Statement by National NOW President Christian F. Nunes
On December 23, 1994, the United Nations General Assembly designated August 9 as the International Day of the World’s Indigenous People. It marks the date of the first meeting, in 1982, of the U.N. Working Group on Indigenous Populations.
This year’s theme, Indigenous Youth as Agents of Change for Self-determination, recognizes Indigenous youth’s active role as agents of change working on the front lines of today’s most meaningful decisions. Now’s own commitment to engaging and supporting new generations reflects today’s observance.
We know that Indigenous women are often the primary custodians of ancestral knowledge, passing on vital information on planting, medicines, food, the environment, and traditional ways of life. They are leaders, healers, elders, teachers, and providers—and the guardians of biodiversity, protecting forests, water, and ecosystems.
Indigenous Youth, like all young people in the U.S. and around the world, are deeply concerned about the environment and believe in the grassroots activism that NOW members have always supported.
As the world watches the 2023 Women’s World Cup, Indigenous flags of Australia and New Zealand are on display and First Nations and Maori cultures are strongly represented in ceremonies and on team captains’ armbands.

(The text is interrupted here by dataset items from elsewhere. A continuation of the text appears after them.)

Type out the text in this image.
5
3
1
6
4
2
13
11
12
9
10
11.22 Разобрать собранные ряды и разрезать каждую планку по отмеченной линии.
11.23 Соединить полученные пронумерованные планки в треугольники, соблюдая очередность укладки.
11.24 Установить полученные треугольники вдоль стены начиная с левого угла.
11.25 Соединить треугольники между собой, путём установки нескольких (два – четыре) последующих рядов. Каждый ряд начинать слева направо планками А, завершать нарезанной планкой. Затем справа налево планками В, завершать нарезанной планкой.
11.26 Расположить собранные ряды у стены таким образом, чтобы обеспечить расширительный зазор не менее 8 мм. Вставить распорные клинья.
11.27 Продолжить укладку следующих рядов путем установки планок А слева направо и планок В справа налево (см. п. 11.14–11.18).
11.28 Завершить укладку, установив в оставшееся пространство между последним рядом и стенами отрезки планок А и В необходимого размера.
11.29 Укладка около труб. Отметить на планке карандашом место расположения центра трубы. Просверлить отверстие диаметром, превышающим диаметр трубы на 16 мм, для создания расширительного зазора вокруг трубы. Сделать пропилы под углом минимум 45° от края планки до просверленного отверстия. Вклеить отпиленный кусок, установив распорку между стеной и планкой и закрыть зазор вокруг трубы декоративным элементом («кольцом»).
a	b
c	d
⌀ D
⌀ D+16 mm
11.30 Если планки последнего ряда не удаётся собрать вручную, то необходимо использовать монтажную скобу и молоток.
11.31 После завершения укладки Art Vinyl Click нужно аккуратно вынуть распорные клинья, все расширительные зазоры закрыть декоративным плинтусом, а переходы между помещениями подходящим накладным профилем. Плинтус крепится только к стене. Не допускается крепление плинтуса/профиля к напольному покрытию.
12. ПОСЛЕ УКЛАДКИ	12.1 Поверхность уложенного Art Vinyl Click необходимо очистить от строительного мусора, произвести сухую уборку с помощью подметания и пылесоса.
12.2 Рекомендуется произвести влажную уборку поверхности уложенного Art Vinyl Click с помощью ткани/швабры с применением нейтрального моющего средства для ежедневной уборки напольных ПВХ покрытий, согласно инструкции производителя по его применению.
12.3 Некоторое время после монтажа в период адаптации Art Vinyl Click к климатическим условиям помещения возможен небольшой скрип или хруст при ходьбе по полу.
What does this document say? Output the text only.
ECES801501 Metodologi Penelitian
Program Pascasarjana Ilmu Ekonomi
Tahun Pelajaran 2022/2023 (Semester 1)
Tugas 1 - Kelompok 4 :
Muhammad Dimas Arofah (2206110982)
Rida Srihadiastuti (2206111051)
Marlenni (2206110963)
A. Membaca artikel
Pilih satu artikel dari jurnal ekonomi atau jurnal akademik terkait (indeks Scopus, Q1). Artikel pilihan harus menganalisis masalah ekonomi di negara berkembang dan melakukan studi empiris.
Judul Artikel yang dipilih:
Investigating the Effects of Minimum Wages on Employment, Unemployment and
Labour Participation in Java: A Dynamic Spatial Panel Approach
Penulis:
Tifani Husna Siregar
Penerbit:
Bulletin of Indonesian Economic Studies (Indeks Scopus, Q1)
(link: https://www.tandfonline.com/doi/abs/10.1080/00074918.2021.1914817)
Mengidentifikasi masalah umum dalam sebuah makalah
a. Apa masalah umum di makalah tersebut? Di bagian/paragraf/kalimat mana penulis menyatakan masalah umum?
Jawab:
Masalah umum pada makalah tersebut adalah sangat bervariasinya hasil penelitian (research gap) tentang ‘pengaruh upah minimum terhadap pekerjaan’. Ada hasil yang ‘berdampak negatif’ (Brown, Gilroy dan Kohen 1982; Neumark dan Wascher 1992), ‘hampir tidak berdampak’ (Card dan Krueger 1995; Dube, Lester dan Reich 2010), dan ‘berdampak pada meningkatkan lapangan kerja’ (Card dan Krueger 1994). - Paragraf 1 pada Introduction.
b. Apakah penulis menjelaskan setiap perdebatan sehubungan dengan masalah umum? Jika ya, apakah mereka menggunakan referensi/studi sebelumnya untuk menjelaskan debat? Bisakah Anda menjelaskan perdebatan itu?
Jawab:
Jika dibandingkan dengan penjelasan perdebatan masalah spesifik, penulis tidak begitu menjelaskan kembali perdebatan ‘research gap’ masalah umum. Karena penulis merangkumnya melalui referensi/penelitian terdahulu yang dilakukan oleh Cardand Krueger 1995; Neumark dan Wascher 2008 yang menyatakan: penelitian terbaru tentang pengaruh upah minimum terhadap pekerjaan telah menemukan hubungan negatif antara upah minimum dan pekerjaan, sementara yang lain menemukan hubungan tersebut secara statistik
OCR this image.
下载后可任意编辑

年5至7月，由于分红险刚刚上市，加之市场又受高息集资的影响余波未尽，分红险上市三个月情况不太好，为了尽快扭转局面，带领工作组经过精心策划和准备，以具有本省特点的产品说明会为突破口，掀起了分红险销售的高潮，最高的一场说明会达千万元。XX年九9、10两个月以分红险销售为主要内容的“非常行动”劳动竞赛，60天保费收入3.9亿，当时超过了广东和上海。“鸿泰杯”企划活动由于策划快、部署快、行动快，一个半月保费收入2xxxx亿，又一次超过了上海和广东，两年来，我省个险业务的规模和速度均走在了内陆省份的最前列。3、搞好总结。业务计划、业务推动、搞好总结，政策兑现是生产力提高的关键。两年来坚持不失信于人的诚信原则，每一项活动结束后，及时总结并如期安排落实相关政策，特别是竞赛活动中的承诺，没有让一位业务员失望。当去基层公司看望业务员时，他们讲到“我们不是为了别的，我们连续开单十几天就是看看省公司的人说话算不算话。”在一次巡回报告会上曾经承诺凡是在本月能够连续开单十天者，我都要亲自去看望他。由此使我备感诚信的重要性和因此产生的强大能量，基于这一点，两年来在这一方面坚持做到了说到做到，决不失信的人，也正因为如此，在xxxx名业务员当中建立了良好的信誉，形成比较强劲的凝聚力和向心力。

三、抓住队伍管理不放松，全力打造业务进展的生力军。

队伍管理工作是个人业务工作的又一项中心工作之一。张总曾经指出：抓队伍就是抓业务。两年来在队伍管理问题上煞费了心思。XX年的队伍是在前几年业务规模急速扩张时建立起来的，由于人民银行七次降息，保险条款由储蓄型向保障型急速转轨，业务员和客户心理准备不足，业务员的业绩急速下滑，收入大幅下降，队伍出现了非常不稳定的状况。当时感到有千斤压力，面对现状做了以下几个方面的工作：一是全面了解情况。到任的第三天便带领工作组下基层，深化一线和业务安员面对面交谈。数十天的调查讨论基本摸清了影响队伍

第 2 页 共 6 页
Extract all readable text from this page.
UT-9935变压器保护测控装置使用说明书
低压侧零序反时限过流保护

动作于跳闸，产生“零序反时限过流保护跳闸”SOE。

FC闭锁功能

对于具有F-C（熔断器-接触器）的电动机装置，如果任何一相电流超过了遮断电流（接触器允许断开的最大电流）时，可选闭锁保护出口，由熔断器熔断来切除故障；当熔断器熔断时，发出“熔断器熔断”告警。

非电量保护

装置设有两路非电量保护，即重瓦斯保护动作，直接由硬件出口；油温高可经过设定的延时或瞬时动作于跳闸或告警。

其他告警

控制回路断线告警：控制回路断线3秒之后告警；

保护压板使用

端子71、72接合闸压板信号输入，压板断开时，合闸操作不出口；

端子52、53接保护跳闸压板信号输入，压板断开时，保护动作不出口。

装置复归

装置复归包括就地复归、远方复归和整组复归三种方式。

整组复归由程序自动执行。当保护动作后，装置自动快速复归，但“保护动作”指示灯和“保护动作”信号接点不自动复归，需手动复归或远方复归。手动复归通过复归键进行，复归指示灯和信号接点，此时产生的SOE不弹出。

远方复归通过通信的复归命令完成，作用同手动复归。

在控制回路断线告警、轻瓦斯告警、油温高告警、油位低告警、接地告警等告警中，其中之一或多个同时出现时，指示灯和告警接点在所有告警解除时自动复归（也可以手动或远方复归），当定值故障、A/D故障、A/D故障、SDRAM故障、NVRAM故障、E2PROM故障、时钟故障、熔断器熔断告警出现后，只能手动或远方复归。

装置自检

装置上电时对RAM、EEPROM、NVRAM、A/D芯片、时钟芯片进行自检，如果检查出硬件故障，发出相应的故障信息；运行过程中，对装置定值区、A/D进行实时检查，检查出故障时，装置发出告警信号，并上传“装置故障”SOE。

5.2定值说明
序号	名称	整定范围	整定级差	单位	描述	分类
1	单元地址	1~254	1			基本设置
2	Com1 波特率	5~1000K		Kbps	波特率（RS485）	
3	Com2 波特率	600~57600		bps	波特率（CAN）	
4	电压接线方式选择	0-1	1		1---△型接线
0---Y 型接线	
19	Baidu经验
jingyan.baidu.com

Here at home, we see how polices that restrict access to asylum disproportionately impact Indigenous migrants, who face displacement from climate change and violence from gangs enforcing the building of industrial projects on ancestral land.
As we observe today’s International Day of Indigenous People, NOW members celebrate the vibrant cultures, languages, traditions, and accomplishments of Indigenous people in the U.S. and around the globe.